Baca berita tanpa iklan. Gabung Kompas.com+

Perubahan Iklim Mengancam Ketahanan Pangan, Ini yang Harus Dilakukan Pemerintah

Kompas.com - 12/05/2022, 19:33 WIB
Isna Rifka Sri Rahayu,
Yoga Sukmana

Tim Redaksi

JAKARTA, KOMPAS.com - Ketahanan pangan merupakan tujuan dari berbagai kebijakan pada sektor pertanian. Namun tercapainya ketahanan pangan terancam karena adanya perubahan iklim.

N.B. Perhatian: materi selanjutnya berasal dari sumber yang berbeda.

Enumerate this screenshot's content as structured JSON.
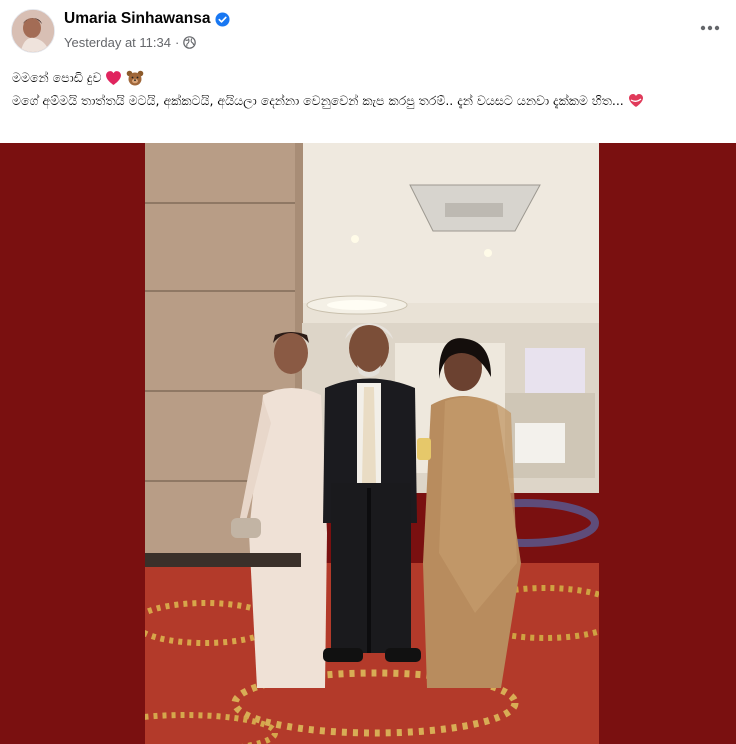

Kepala Penelitian Center for Indonesian Policy Studies (CIPS) Felippa Ann Amanta mengatakan, perubahan iklim yang ekstrim dapat memengaruhi sektor pertanian sehingga ketahanan pangan dapat terancam.

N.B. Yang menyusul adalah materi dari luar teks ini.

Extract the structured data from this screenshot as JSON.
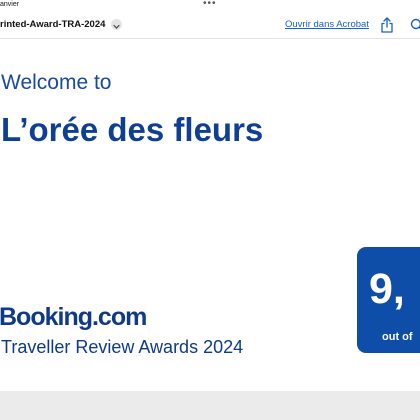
{
  "status_bar": {
    "date_text": "anvier",
    "dots": "•••"
  },
  "toolbar": {
    "filename": "rinted-Award-TRA-2024",
    "open_in_acrobat": "Ouvrir dans Acrobat",
    "share_icon": "share-icon",
    "search_icon": "search-icon"
  },
  "document": {
    "welcome": "Welcome to",
    "venue_name": "L’orée des fleurs",
    "brand": "Booking.com",
    "award_title": "Traveller Review Awards 2024",
    "score": "9,",
    "score_suffix": "out of"
  },
  "colors": {
    "brand_blue": "#0e3a89",
    "card_blue": "#0e4ea8",
    "link_blue": "#1a5fd0"
  }
}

"Ketahanan pangan global terus menghadapi tantangan, salah satu faktor yang mempengaruhi adalah perubahan iklim. Di Indonesia sendiri, perubahan iklim sudah dan akan terus mengakibatkan cuaca ekstrim seperti banjir atau kemarau berkepanjangan yang akan mengganggu pertanian," ujarnya dalam keterangan tertulis, Kamis (12/5/2022).

Baca juga: Telan Anggaran Rp 152 Miliar, Proyek Pasar Induk Kota Batu Ditargetkan Rampung Pertengahan 2023

Menurut dia, perubahan iklim berdampak terhadap produktivitas pangan karena mengganggu sistem penyerbukan tanaman pangan dan meningkatkan infeksi hama serta penyakit tanaman.

Selain itu, perubahan iklim juga menyebabkan perubahan cuaca yang tidak menentu, peningkatan suhu udara dan kekeringan yang dapat mengurangi hasil pertanian.

Kondisi ini juga mempersulit petani dalam menentukan waktu tanam yang tepat dan hal ini dapat mengakibatkan gagal panen dan membuka peluang kelangkaan pangan karena berkurangnya produksi.

"Pembahasan mengenai perubahan iklim menjadi lebih relevan karena meningkatnya kerawanan pangan justru akan berakibat kepada konflik dan migrasi besar-besaran," ucapnya.

Dia menjelaskan, pembukaan lahan secara paksa termasuk ke dalam metode pertanian yang tidak ramah lingkungan karena dapat mengancam tercapainya ketahanan pangan dalam jangka panjang.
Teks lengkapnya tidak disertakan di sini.